15. A method for determining a 3-dimensional structure of a ligand/receptor complex comprising the steps of:

(i) providing the fusion protein of claim 13;

(ii) displaying the complex in suitable conditions for structural analysis,

wherein the 3D structure of the ligand/receptor complex is determined at high-resolution.

16. (canceled)

17. The method according to claim 16, wherein determining the 3D structure of the ligand/receptor complex comprises single particle cryo-EM or crystallography.

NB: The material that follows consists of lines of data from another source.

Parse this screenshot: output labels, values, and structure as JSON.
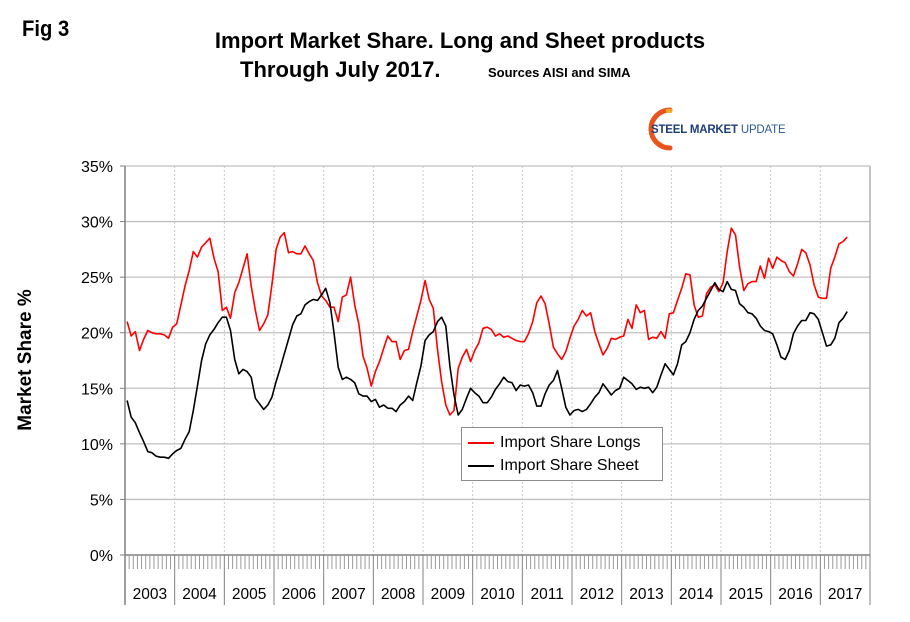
{
  "figure_label": "Fig 3",
  "title_line1": "Import Market Share. Long and Sheet products",
  "title_line2": "Through July 2017.",
  "sources_note": "Sources AISI and SIMA",
  "logo": {
    "text_bold": "STEEL MARKET",
    "text_light": "UPDATE",
    "arc_color": "#e8541c"
  },
  "chart_data": {
    "type": "line",
    "title": "Import Market Share. Long and Sheet products Through July 2017.",
    "subtitle": "Sources AISI and SIMA",
    "xlabel": "",
    "ylabel": "Market Share %",
    "ylim": [
      0,
      35
    ],
    "yticks": [
      "0%",
      "5%",
      "10%",
      "15%",
      "20%",
      "25%",
      "30%",
      "35%"
    ],
    "ytick_values": [
      0,
      5,
      10,
      15,
      20,
      25,
      30,
      35
    ],
    "x_start": "2003-01",
    "x_end": "2017-07",
    "x_frequency": "monthly",
    "year_labels": [
      "2003",
      "2004",
      "2005",
      "2006",
      "2007",
      "2008",
      "2009",
      "2010",
      "2011",
      "2012",
      "2013",
      "2014",
      "2015",
      "2016",
      "2017"
    ],
    "grid": true,
    "legend_position": "bottom-center",
    "series": [
      {
        "name": "Import Share Longs",
        "color": "#ff0000",
        "values": [
          21.0,
          19.7,
          20.1,
          18.4,
          19.4,
          20.2,
          20.0,
          19.9,
          19.9,
          19.8,
          19.5,
          20.5,
          20.8,
          22.5,
          24.2,
          25.6,
          27.3,
          26.8,
          27.7,
          28.1,
          28.5,
          26.7,
          25.5,
          22.0,
          22.3,
          21.3,
          23.6,
          24.5,
          25.8,
          27.1,
          24.2,
          22.0,
          20.2,
          20.8,
          21.6,
          24.3,
          27.5,
          28.6,
          29.0,
          27.2,
          27.3,
          27.1,
          27.1,
          27.8,
          27.1,
          26.5,
          24.5,
          23.3,
          22.9,
          22.3,
          22.3,
          21.0,
          23.2,
          23.4,
          25.0,
          22.5,
          20.8,
          17.9,
          16.8,
          15.2,
          16.5,
          17.4,
          18.6,
          19.7,
          19.2,
          19.2,
          17.6,
          18.4,
          18.5,
          20.1,
          21.5,
          22.9,
          24.7,
          23.0,
          22.2,
          18.5,
          15.6,
          13.5,
          12.6,
          13.0,
          16.8,
          17.8,
          18.5,
          17.4,
          18.4,
          19.1,
          20.4,
          20.5,
          20.3,
          19.7,
          19.9,
          19.6,
          19.7,
          19.5,
          19.3,
          19.2,
          19.2,
          19.9,
          21.0,
          22.7,
          23.3,
          22.6,
          20.8,
          18.7,
          18.1,
          17.6,
          18.3,
          19.5,
          20.6,
          21.2,
          22.0,
          21.5,
          21.8,
          20.1,
          19.0,
          18.0,
          18.6,
          19.5,
          19.4,
          19.6,
          19.7,
          21.2,
          20.4,
          22.5,
          21.8,
          22.0,
          19.4,
          19.6,
          19.5,
          20.1,
          19.5,
          21.7,
          21.8,
          22.9,
          24.0,
          25.3,
          25.2,
          22.5,
          21.4,
          21.5,
          23.5,
          24.1,
          24.3,
          23.7,
          24.5,
          27.3,
          29.4,
          28.8,
          25.9,
          23.8,
          24.4,
          24.6,
          24.6,
          26.0,
          24.9,
          26.7,
          25.8,
          26.8,
          26.5,
          26.3,
          25.5,
          25.1,
          26.2,
          27.5,
          27.2,
          26.1,
          24.3,
          23.2,
          23.1,
          23.1,
          25.8,
          26.8,
          28.0,
          28.2,
          28.6
        ]
      },
      {
        "name": "Import Share Sheet",
        "color": "#000000",
        "values": [
          13.9,
          12.4,
          11.9,
          11.0,
          10.2,
          9.3,
          9.2,
          8.9,
          8.8,
          8.8,
          8.7,
          9.1,
          9.4,
          9.6,
          10.4,
          11.1,
          13.0,
          15.2,
          17.5,
          19.0,
          19.8,
          20.3,
          20.9,
          21.4,
          21.4,
          20.2,
          17.6,
          16.3,
          16.7,
          16.5,
          16.0,
          14.1,
          13.6,
          13.1,
          13.5,
          14.2,
          15.6,
          16.8,
          18.1,
          19.4,
          20.7,
          21.5,
          21.7,
          22.5,
          22.8,
          23.0,
          22.9,
          23.4,
          24.0,
          22.7,
          20.0,
          16.9,
          15.8,
          16.0,
          15.8,
          15.5,
          14.5,
          14.3,
          14.3,
          13.8,
          14.0,
          13.3,
          13.5,
          13.2,
          13.2,
          12.9,
          13.5,
          13.8,
          14.3,
          13.9,
          15.5,
          17.0,
          19.3,
          19.8,
          20.1,
          21.0,
          21.4,
          20.6,
          17.0,
          14.4,
          12.6,
          13.1,
          14.1,
          15.0,
          14.6,
          14.3,
          13.7,
          13.7,
          14.2,
          14.9,
          15.4,
          16.0,
          15.6,
          15.5,
          14.8,
          15.3,
          15.2,
          15.3,
          14.6,
          13.4,
          13.4,
          14.5,
          15.3,
          15.7,
          16.6,
          15.0,
          13.3,
          12.6,
          13.0,
          13.1,
          12.9,
          13.1,
          13.6,
          14.2,
          14.6,
          15.4,
          14.9,
          14.4,
          14.8,
          15.0,
          16.0,
          15.7,
          15.4,
          14.9,
          15.1,
          15.0,
          15.1,
          14.6,
          15.1,
          16.2,
          17.2,
          16.7,
          16.2,
          17.2,
          18.9,
          19.2,
          20.0,
          21.2,
          22.0,
          22.4,
          23.1,
          23.8,
          24.5,
          23.9,
          23.7,
          24.6,
          23.9,
          23.8,
          22.6,
          22.3,
          21.8,
          21.7,
          21.3,
          20.6,
          20.2,
          20.1,
          19.9,
          18.9,
          17.8,
          17.6,
          18.4,
          19.9,
          20.6,
          21.1,
          21.1,
          21.8,
          21.7,
          21.2,
          20.0,
          18.8,
          18.9,
          19.5,
          20.9,
          21.3,
          21.9
        ]
      }
    ]
  }
}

18. A method for producing the fusion protein of claim 3, the method comprising:

(i) selecting a chemokine, and a scaffold protein with accessible β-turns for interruption of the chemokine protein sequence without interruption of chemokine core domain topology;

(ii) designing a genetic fusion construct encoding:

a) the protein sequence of the chemokine interrupted between the β-strand β2 and β-strand β3 of the core domain,

b) the scaffold protein, wherein the N- and C-terminal ends of the scaffold protein are fused to obtain a circularly permutated scaffold protein,

wherein the circularly permutated scaffold protein of b) is interrupted in its amino acid sequence at an accessible site, loop, or turn, different from the original N- or C-terminus, and,

c) the amino acid at the interrupted site of the chemokine C-terminally of β-strand β2 fused to the amino acid of the most N-terminally interrupted site of the circularly permutated scaffold protein, and the amino acid of the interrupted site of the chemokine N-terminally of β-strand β3 fused to the amino acid most C-terminally of the interrupted site of the circularly permutated scaffold protein;

(iii) introducing the gene fusion construct into an expression system to obtain a fusion protein wherein the chemokine is fused at two sites of its core domain to the circularly permutated scaffold protein.